В тот день на Елисейских Полях был большой военный парад!
Со дня этого солнечного праздника пролетело десять лет. Те же звуки, те же голоса, тот же хмель. Однако в тот день что-то приглушало шумное народное ликование. Какая-то тень омрачала взоры. Обязательные для парада залпы с крыши Пританея на этот раз сопровождались отдаленным рокотом орудий наших фортов. Прислушиваясь к эху, народ пытался уловить — не слышны ли уже ответные выстрелы приближающихся вражеских орудий.
Правитель проезжал, расточая улыбки и отдаваясь на волю своего прекрасного иноходца. Народ, ободренный и полный доверия, которое всегда внушает ему безупречная выправка, распевал патриотические песни, перемежая их чисто военными приветствиями, славившими этого солдата.
Но слова прежнего безумного восторга толпы теперь изменились; народ в волнении выражал свои нынешние чаяния:
— Да здравствует Республика!
А поодаль, возле священного порога, по-прежнему раздавался одинокий голос Лазаря. Выразитель затаенных мыслей народа ничуть не изменил свою извечную суровую жалобу.
Оставаясь и на этом празднестве искренним, он обращал к небесам угасшие глаза и время от времени взывал, как бы убеждая:
— Сжальтесь над несчастным слепцом, сделайте милость!
В тот день на Елисейских Полях был большой военный парад!
Мы выдержали девять лет с того дня, освещенного мглистым солнцем.
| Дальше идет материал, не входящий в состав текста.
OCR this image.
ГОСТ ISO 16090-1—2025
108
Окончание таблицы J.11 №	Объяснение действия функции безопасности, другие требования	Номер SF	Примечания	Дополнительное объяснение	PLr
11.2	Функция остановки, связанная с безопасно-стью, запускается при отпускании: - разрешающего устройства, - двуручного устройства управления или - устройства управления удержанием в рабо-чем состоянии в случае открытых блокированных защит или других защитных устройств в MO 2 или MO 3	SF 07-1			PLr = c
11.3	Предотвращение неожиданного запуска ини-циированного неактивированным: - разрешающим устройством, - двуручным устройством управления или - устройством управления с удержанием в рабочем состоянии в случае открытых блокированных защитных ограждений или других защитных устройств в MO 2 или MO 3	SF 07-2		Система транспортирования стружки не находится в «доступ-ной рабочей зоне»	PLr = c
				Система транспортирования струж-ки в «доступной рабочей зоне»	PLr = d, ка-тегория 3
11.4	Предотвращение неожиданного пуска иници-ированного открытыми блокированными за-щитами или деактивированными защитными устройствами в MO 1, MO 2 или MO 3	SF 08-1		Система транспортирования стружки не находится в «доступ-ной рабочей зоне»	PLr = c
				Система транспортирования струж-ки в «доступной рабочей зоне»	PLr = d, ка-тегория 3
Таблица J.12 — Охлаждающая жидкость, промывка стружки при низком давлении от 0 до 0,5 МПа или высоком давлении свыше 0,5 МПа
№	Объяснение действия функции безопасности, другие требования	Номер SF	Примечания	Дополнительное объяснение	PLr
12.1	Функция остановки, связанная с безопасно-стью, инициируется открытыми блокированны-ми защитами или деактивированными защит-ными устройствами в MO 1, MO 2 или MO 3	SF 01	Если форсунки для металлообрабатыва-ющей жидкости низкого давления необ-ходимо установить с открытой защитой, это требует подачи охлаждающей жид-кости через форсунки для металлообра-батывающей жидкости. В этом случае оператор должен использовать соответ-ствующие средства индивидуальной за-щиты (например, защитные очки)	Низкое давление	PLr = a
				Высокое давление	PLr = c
Все те же крики! Все тот же лязг оружия! То же ржание коней! Только все глуше, чем в прошлом году, хотя и так же крикливо.
— Да здравствует Коммуна! — возглашал народ, и ветер подхватывал эти крики.
А голос вековечного Избранника Невзгод в отдалении, у священного порога, по-прежнему твердил свой напев, выражавший неизбывную мысль народа. Подняв голову к небу, он в сумраке стонал:
— Сжальтесь над несчастным слепцом, сделайте милость!
А два месяца спустя, когда при последних отзвуках набата генералиссимус регулярных войск государства проводил смотр своим двумстам тысячам винтовок, увы, еще дымившимся после прискорбной гражданской войны, устрашенный народ кричал, наблюдая, как вдали пылают здания:
— Да здравствует маршал!
В сторонке, возле спасительной ограды, все тот же неизменный Голос, голос людских Невзгод, привычно и скорбно молил:
— Сжальтесь над несчастным слепцом, сделайте милость!
И с тех пор, из года в год, от парада к параду, от возгласов к возгласам, какое бы имя ни выкрикивал народ в своих приветствиях, — те, кто внимательно вслушиваются в земные голоса, всегда различают в разгар революционных восторгов и воинственных празднеств далекий Голос, Голос
Непреклонный патриарх Братства, всеми признанный носитель физической слепоты, будучи невольным посредником, не перестает молить о божественном милосердии для своих духовных собратьев.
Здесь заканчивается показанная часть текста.